Redenen voor het controleren van bloed- / CGM-glucoseniveaus:
• Voor de veiligheid (vooral voor het besturen van een auto) • Ter voorkoming van hypoglykemie en diabetische ketoacidose (DKA) • Verbetering van de suikercontrole • Om de insulinedosering aan te passen • Om ziekten te beheersen • Om de effecten van verschillende voedingsmiddelen, insulinedosissen, lichaamsbeweging of stress te begrijpen • Om een snelle daling van de bloedsuikerspiegel te onderscheiden van een werkelijk lage bloedsuikerwaarde • Om de bloedsuikerspiegel onmiddellijk te kennen • Om mensen een gevoel van controle te geven • Om aan te geven dat het nodig is om te controleren op urine of bloedketonen
Standaard bloedsuikermetingen worden in eerste instantie gebruikt bij diabetesmanagement. Wanneer de patiënt klaar is, kan een CGM-apparaat worden gestart.
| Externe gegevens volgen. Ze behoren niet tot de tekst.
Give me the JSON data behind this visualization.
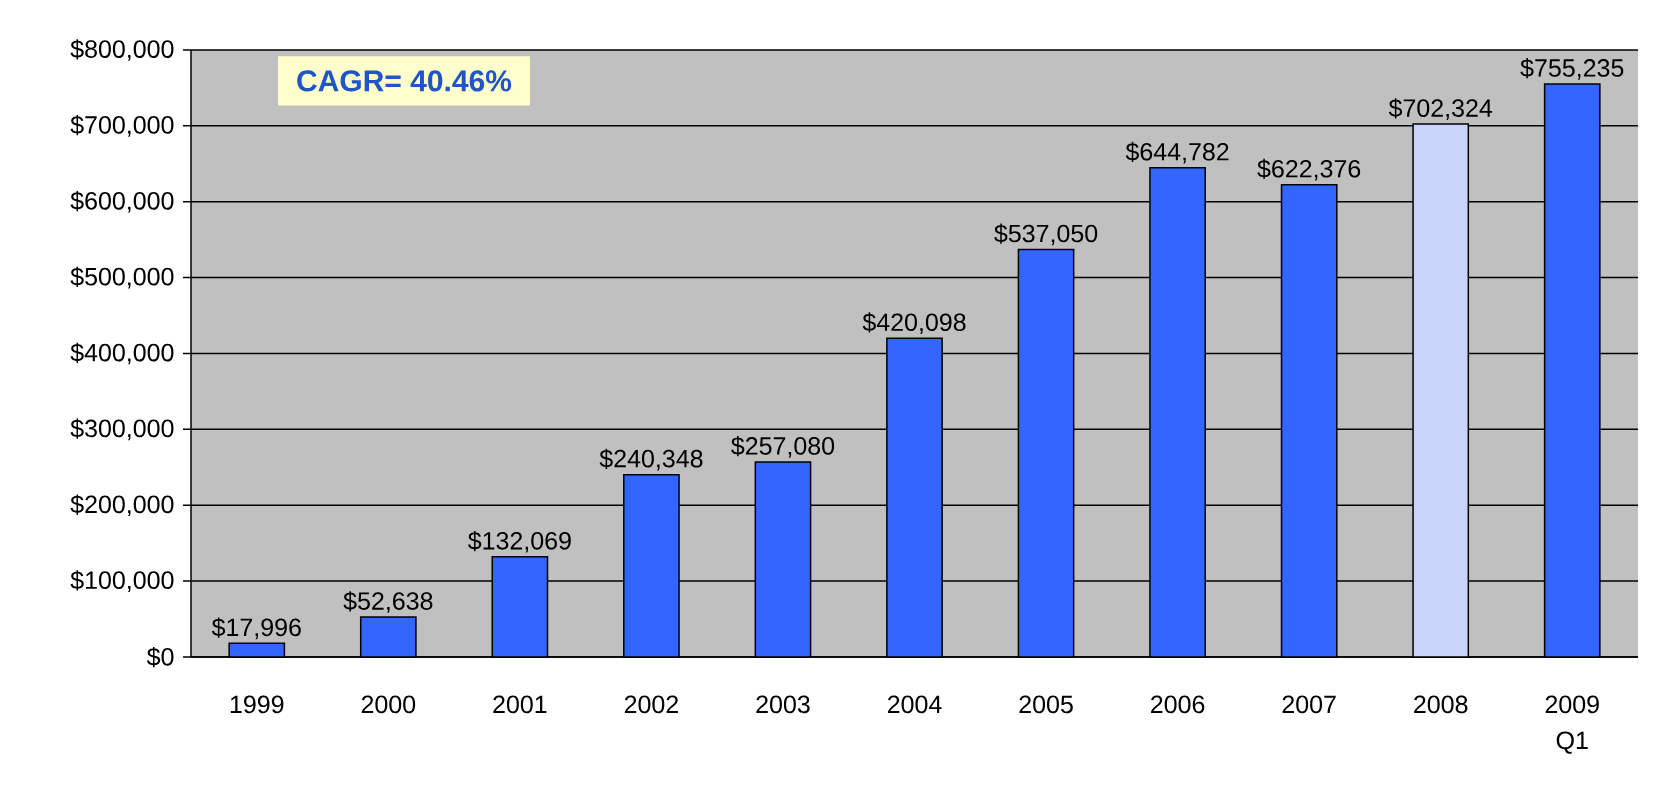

CGM meet onderhuidse glucosewaarden in plaats van bloedsuikerspiegels. De CGM heeft het voordeel dat de glucosewaarden elke vijf minuten gedurende de dag worden verstrekt. Waarden van de CGM kunnen nu worden verzonden naar een insulinepomp om automatisch insuline toe te dienen wanneer dat nodig is. Waarden kunnen ook naar een Apple iPhone® worden verzonden, zodat een familielid ook de waarden kan controleren, zoals een moeder die de bloedsuikerspiegel van haar kind controleert.
Gebruik van een CGM vereist plaatsing van de sensor onder de huid, bevestiging van een zender en de beschikbaarheid van een ontvanger (soms een insulinepomp of een iPhone). Het CGM en de insulinepomp zijn essentiële componenten van de komende kunstmatige of "bionische" alvleesklier, die naar schatting in 2017 commercieel verkrijgbaar is.
Insuline-toediening
Alle mensen met diabetes type 1 hebben dagelijks insuline nodig. Insuline is geen remedie, maar staat overleving toe. Insuline wordt toegediend via subcutane injecties of canules (plastic buisjes verbonden met een insulinepomp). Wanneer een patiënt meerdere insuline-injecties per dag nodig heeft, wordt vaak overgeschakeld op insulinepomptherapie.
Een diabetes opvoeder traint de patiënt en hun gezinsleden over het gebruik van de pomp en / of CGM. Het HbA1c-niveau (gemeten elke drie maanden als onderdeel van het management) verbetert gewoonlijk met insulinepomp en / of CGM-therapie. Evenzo neemt de frequentie van abnormale bloedsuikerspiegels gewoonlijk af bij insulinepompressie en / of CGM-therapie.